Wherein,Indicate reference picture characteristic point r_cK-th of nearest neighbor point, t_cIt indicates and reference picture characteristic point r_cMatch Image characteristic point subject to registration, m () indicate adaptation function, | | | | indicate Euclidean distance, c indicate matching double points index, Its value range is the index for the nearest neighbor point that 1 to 10, k indicates that c-th of reference picture characteristic point is taken, value range 1 To 3；

(5b) traversal is all to have matched reference picture characteristic point, repeats step (5a), matched reference picture characteristic point with Geometry cost between its respective neighborhood point, using the corresponding all characteristic points of geometry Least-cost value as benchmark point set, table It is shown as：

Wherein, (r_c,t_c) indicate matching double points, t_m(k)It indicates and neighborhood pointCorresponding match point；

(5c) calculates remaining match point to the geometry cost between datum mark using following formula:

Wherein, r_c′And t_c′Remaining reference picture characteristic point and image characteristic point subject to registration in matching double points are indicated respectively, Indicate o-th of reference picture characteristic point in benchmark point set, t_m(o)It indicates and o-th of reference picture feature in benchmark point set The corresponding match point of point, the index of c ' expression residue matching double points, value range are the index that 1 to 6, o indicates datum mark, Value range is 1 to 4；

Threshold value E is arranged in (5d)_o=0.03, if obtained geometry costMeetThen By (r_c′,t_c′) otherwise delete the matching double points as correct match point；

(5e) repeats step (5c)-(5d), obtains reference picture and the final matching double points of image subject to registration；

(6) according to final matching double points obtained above, affine Transform Model is established, calculates the geometric deformation ginseng of image subject to registration Number, and the geometric deformation parameter is utilized, image subject to registration is subjected to geometric transformation, obtains registration result.
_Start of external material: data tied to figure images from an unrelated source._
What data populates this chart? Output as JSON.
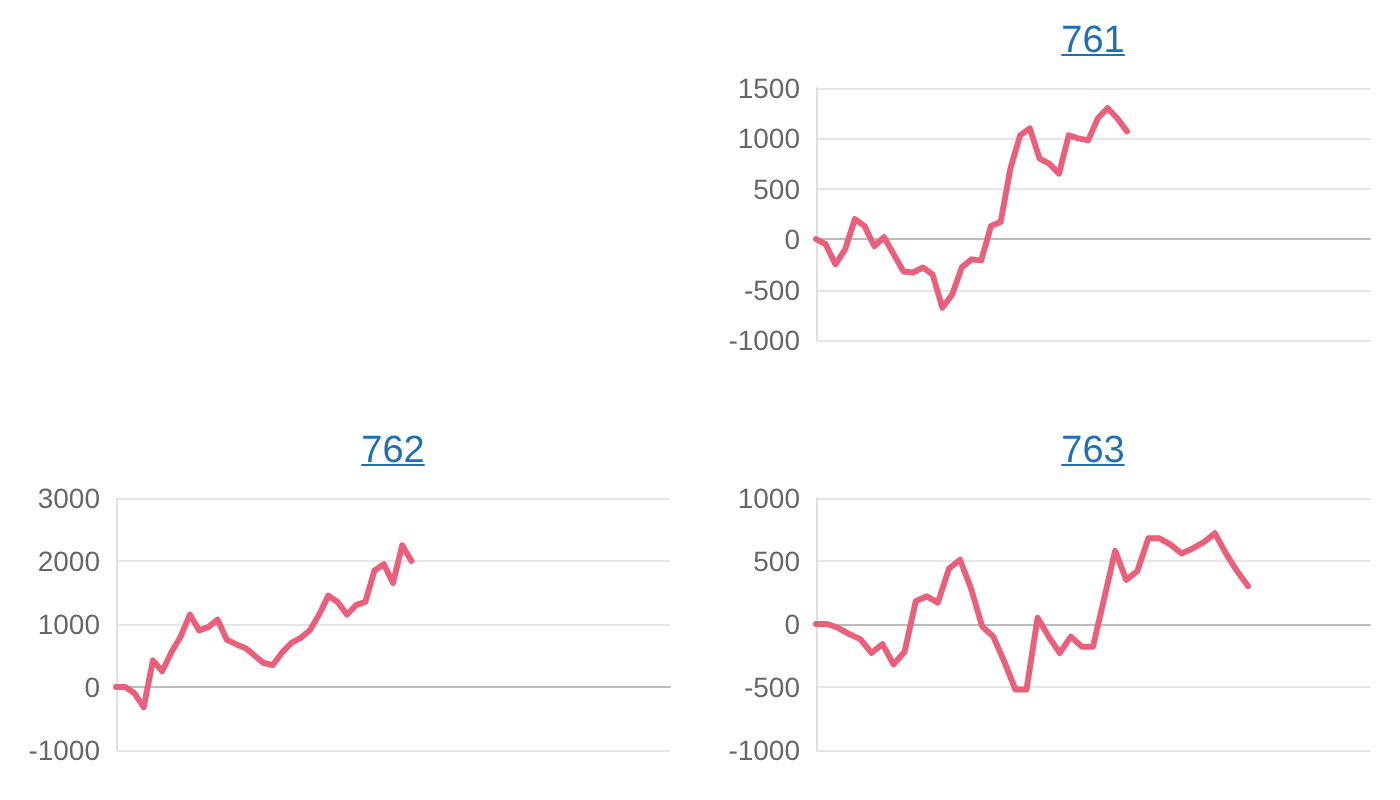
{
  "chart_data": [
    {
      "type": "line",
      "title": "761",
      "categories": [
        null,
        null,
        null,
        null,
        null,
        null,
        null,
        null,
        null,
        null,
        null,
        null,
        null,
        null,
        null,
        null,
        null,
        null,
        null,
        null,
        null,
        null,
        null,
        null,
        null,
        null,
        null,
        null,
        null,
        null,
        null,
        null,
        null,
        null,
        null,
        null,
        null,
        null,
        null,
        null,
        null,
        null,
        null,
        null,
        null,
        null,
        null,
        null,
        null,
        null,
        null,
        null,
        null,
        null,
        null,
        null,
        null,
        null
      ],
      "series": [
        {
          "color": "#e8607a",
          "values": [
            0,
            -50,
            -250,
            -100,
            200,
            130,
            -70,
            20,
            -150,
            -320,
            -330,
            -280,
            -350,
            -680,
            -550,
            -280,
            -200,
            -210,
            130,
            170,
            700,
            1030,
            1100,
            800,
            750,
            650,
            1030,
            1000,
            980,
            1200,
            1300,
            1200,
            1070,
            null,
            null,
            null,
            null,
            null,
            null,
            null,
            null,
            null,
            null,
            null,
            null,
            null,
            null,
            null,
            null,
            null,
            null,
            null,
            null,
            null,
            null,
            null,
            null,
            null
          ]
        }
      ],
      "ylim": [
        -1000,
        1500
      ],
      "yticks": [
        -1000,
        -500,
        0,
        500,
        1000,
        1500
      ],
      "grid": "y",
      "marker": "none",
      "line_style": "solid"
    },
    {
      "type": "line",
      "title": "762",
      "categories": [
        null,
        null,
        null,
        null,
        null,
        null,
        null,
        null,
        null,
        null,
        null,
        null,
        null,
        null,
        null,
        null,
        null,
        null,
        null,
        null,
        null,
        null,
        null,
        null,
        null,
        null,
        null,
        null,
        null,
        null,
        null,
        null,
        null,
        null,
        null,
        null,
        null,
        null,
        null,
        null,
        null,
        null,
        null,
        null,
        null,
        null,
        null,
        null,
        null,
        null,
        null,
        null,
        null,
        null,
        null,
        null,
        null,
        null,
        null,
        null,
        null
      ],
      "series": [
        {
          "color": "#e8607a",
          "values": [
            0,
            0,
            -100,
            -320,
            420,
            250,
            550,
            800,
            1150,
            900,
            950,
            1070,
            750,
            680,
            620,
            500,
            380,
            350,
            550,
            700,
            780,
            900,
            1150,
            1450,
            1350,
            1150,
            1300,
            1350,
            1850,
            1950,
            1650,
            2250,
            2000,
            null,
            null,
            null,
            null,
            null,
            null,
            null,
            null,
            null,
            null,
            null,
            null,
            null,
            null,
            null,
            null,
            null,
            null,
            null,
            null,
            null,
            null,
            null,
            null,
            null,
            null,
            null,
            null
          ]
        }
      ],
      "ylim": [
        -1000,
        3000
      ],
      "yticks": [
        -1000,
        0,
        1000,
        2000,
        3000
      ],
      "grid": "y",
      "marker": "none",
      "line_style": "solid"
    },
    {
      "type": "line",
      "title": "763",
      "categories": [
        null,
        null,
        null,
        null,
        null,
        null,
        null,
        null,
        null,
        null,
        null,
        null,
        null,
        null,
        null,
        null,
        null,
        null,
        null,
        null,
        null,
        null,
        null,
        null,
        null,
        null,
        null,
        null,
        null,
        null,
        null,
        null,
        null,
        null,
        null,
        null,
        null,
        null,
        null,
        null,
        null,
        null,
        null,
        null,
        null,
        null,
        null,
        null,
        null,
        null,
        null
      ],
      "series": [
        {
          "color": "#e8607a",
          "values": [
            0,
            0,
            -30,
            -80,
            -120,
            -230,
            -160,
            -320,
            -220,
            180,
            220,
            170,
            440,
            510,
            280,
            -20,
            -100,
            -300,
            -520,
            -520,
            50,
            -100,
            -230,
            -100,
            -180,
            -180,
            200,
            580,
            350,
            420,
            680,
            680,
            630,
            560,
            600,
            650,
            720,
            560,
            420,
            300,
            null,
            null,
            null,
            null,
            null,
            null,
            null,
            null,
            null,
            null,
            null
          ]
        }
      ],
      "ylim": [
        -1000,
        1000
      ],
      "yticks": [
        -1000,
        -500,
        0,
        500,
        1000
      ],
      "grid": "y",
      "marker": "none",
      "line_style": "solid"
    }
  ]
}
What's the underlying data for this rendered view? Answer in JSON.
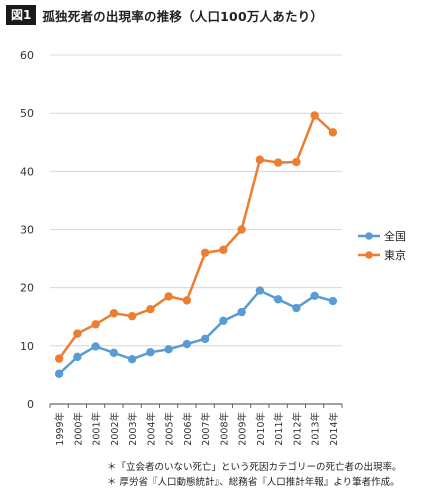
{
  "figure": {
    "label": "図1",
    "title": "孤独死者の出現率の推移（人口100万人あたり）"
  },
  "chart_data": {
    "type": "line",
    "categories": [
      "1999年",
      "2000年",
      "2001年",
      "2002年",
      "2003年",
      "2004年",
      "2005年",
      "2006年",
      "2007年",
      "2008年",
      "2009年",
      "2010年",
      "2011年",
      "2012年",
      "2013年",
      "2014年"
    ],
    "series": [
      {
        "name": "全国",
        "color": "#5b9bd5",
        "values": [
          5.2,
          8.1,
          9.9,
          8.8,
          7.7,
          8.9,
          9.4,
          10.3,
          11.2,
          14.3,
          15.8,
          19.5,
          18.0,
          16.5,
          18.6,
          17.7
        ]
      },
      {
        "name": "東京",
        "color": "#ed7d31",
        "values": [
          7.8,
          12.1,
          13.7,
          15.6,
          15.1,
          16.3,
          18.5,
          17.8,
          26.0,
          26.5,
          30.0,
          42.0,
          41.5,
          41.6,
          49.6,
          46.7
        ]
      }
    ],
    "ylim": [
      0,
      60
    ],
    "yticks": [
      0,
      10,
      20,
      30,
      40,
      50,
      60
    ],
    "ytick_labels": [
      "0",
      "10",
      "20",
      "30",
      "40",
      "50",
      "60"
    ],
    "grid": true,
    "legend": "right"
  },
  "notes": [
    "＊「立会者のいない死亡」という死因カテゴリーの死亡者の出現率。",
    "＊ 厚労省『人口動態統計』、総務省『人口推計年報』より筆者作成。"
  ]
}
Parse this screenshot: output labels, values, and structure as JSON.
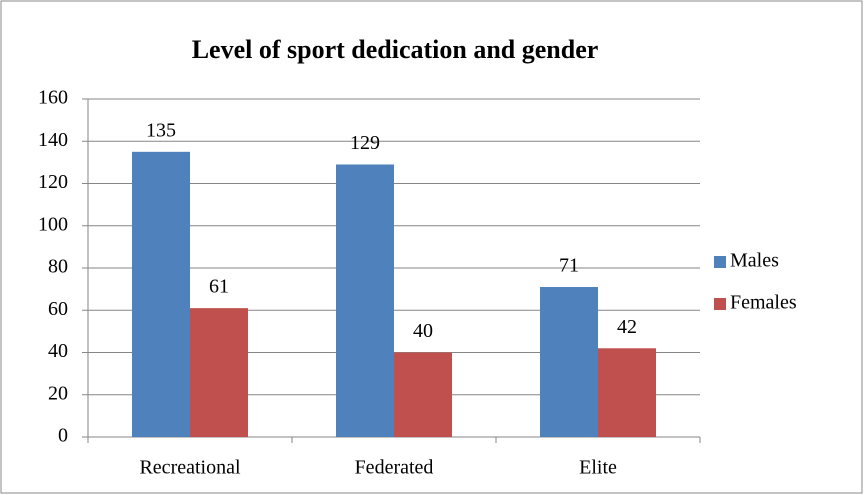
{
  "chart_data": {
    "type": "bar",
    "title": "Level of sport dedication and gender",
    "categories": [
      "Recreational",
      "Federated",
      "Elite"
    ],
    "series": [
      {
        "name": "Males",
        "color": "#4f81bd",
        "values": [
          135,
          129,
          71
        ]
      },
      {
        "name": "Females",
        "color": "#c0504d",
        "values": [
          61,
          40,
          42
        ]
      }
    ],
    "ylim": [
      0,
      160
    ],
    "yticks": [
      0,
      20,
      40,
      60,
      80,
      100,
      120,
      140,
      160
    ],
    "grid": true,
    "legend": "right"
  }
}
2. the SAR image registration method according to claim 1 based on multi-scale image block feature and rarefaction representation, special Sign is to establish the matching double points between reference picture and image subject to registration in the step (4), carry out as follows：

A characteristic point r 4a) is arbitrarily chosen from the reference picture characteristic point that step (2) obtains_i, calculate its corresponding feature and retouch State symbol F (r_i)；

The maximum offset between reference picture and image subject to registration 4b) is set as l=100, L × L is chosen in image subject to registration The window W of size_iAs characteristic point r_iRegion of search, by all pixels point { V in the region_q:Q=1,2 ..., Q, Q=L × L } it is used as characteristic point r_iCandidate matches point, wherein L=2 × l+1；

4c) for above-mentioned each candidate matches point V_q, take the window of the pixel surrounding neighbors 20 × 20, and by the window Interior all pixels point u_nCorresponding feature descriptor F (u_n) it is used as V_qCorresponding sparse dictionary D_q={ F (u_n), n=1,2 ..., J, J=20 × 20 }；

4d) orthogonal matching pursuit algorithm is utilized to solve following formula, obtains characteristic point r_iIn sparse dictionary D_qUnder sparse vector α_q

Wherein, the value of independent variable when argmin () representative function reaches minimum value, | | | | indicate Euclidean distance, | | | |₀ Indicate that zero norm, C indicate degree of rarefication；

4e) cycling among windows W_iInterior all pixels point repeats step 4c) -4d), obtain characteristic point r_iIn Q different sparse dictionaries Under sparse vector α_q；

Characteristic point r 4f) is calculated as follows_iWith arbitrary candidate matches point V_qBetween reconstructed error, and will be with minimal reconstruction error Pixel is as characteristic point r_iMatch point m (r_i)

All reference picture characteristic points 4g) are traversed, step 4a is repeated) -4f), all reference picture characteristic points are obtained subject to registration All characteristic points of image subject to registration are stored in second set T by corresponding match point in image.